I agree and I want to talk about radio because it’s something I know a lot about. I worked for 15 years for the BBC in news and at Five Live.
I am going to share with you what it feels like to be on the inside looking out, which may help.
When you are working on a show,be it Five Live Breakfast or the Today programme, you have to attend a meeting for the next day/ day ahead. You are required to come to that meeting with ideas and they had better be good !
Every journalist who suggests a story is putting their reputation on the line with both colleagues and bosses. A weak suggestions will be hunted out and maybe even ridiculed, so if you want your tale put forward then the journalist in question needs to know as much about it as possible and how they are going to treat it, ie who they can get to talk about it.
By the time this meeting is happening there is probably less than 24 hours to get everything together. Contacts provided by you need to be available at short notice to travel to a studio; telephone interviews are really only a last resort and are acceptable for only the strongest items.
As with so many things, having a niche for your story can really help.

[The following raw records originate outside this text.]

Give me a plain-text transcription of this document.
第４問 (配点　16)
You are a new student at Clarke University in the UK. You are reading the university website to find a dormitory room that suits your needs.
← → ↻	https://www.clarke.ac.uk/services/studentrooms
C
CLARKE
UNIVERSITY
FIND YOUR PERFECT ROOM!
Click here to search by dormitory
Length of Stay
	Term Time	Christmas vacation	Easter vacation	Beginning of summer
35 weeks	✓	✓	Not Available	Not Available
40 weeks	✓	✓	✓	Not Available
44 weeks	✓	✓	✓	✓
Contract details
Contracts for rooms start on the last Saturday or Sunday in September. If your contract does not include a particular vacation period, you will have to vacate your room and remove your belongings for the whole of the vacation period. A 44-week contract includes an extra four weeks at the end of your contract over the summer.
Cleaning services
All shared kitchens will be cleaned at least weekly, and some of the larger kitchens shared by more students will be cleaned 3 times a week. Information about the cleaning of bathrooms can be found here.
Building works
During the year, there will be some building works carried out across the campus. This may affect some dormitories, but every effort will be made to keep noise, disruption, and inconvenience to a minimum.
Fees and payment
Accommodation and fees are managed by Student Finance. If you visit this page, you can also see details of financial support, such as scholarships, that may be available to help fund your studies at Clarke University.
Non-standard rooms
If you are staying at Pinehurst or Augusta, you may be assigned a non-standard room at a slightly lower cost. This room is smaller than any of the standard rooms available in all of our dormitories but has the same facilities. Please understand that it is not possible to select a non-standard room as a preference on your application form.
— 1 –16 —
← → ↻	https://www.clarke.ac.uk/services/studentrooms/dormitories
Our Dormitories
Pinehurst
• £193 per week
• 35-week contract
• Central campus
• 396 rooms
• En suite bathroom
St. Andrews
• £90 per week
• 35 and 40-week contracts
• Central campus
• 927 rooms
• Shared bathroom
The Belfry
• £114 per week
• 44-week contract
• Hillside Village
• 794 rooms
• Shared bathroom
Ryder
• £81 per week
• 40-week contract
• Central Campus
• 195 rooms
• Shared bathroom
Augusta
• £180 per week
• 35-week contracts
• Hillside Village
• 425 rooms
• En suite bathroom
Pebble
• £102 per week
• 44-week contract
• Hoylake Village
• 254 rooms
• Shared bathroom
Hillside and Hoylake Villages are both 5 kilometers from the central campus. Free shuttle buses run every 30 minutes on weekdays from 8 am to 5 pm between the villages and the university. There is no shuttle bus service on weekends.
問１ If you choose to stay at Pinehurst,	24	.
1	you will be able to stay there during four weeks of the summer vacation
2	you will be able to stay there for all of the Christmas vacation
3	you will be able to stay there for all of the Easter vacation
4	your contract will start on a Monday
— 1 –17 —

The BBC Business Unit has slots to fill across all networks on a regular basis and needs stories that won’t tread on news’ toes, so it might help to find a good contact there. Likewise a show called ‘Up All Night’ on Five Live is always looking for stories that the ‘bigger’ programmes will not be covering. You can guess why from the title!
You will automatically think your story is brilliant, but that won’t always be the case with the cynical journos who have seen it all. You may think doing something for charity is enough but believe me they have seen thousands of press releases from charities and compassion fatigue sets in.
Charities score best when they offer an interview with a big celebrity. It offers the network a chance to interview someone they might not normally get. One good example is when the Catholic charity Cafod put up Bianca Jagger. She does not normally talk, unless it is for a pet cause and the radio and TV networks are happy to pile in.
Knowing someone personally is a big bonus, so always make use of your connections in the media. If your business or company gets a reputation for coming up with great, timely angles and relevant guests, then they will want to work with you again.
Finally, remember how stressed these people are. They are trying to deliver the impossible against horrible deadlines over and over again. Sometimes they are rude! Don’t take it personally.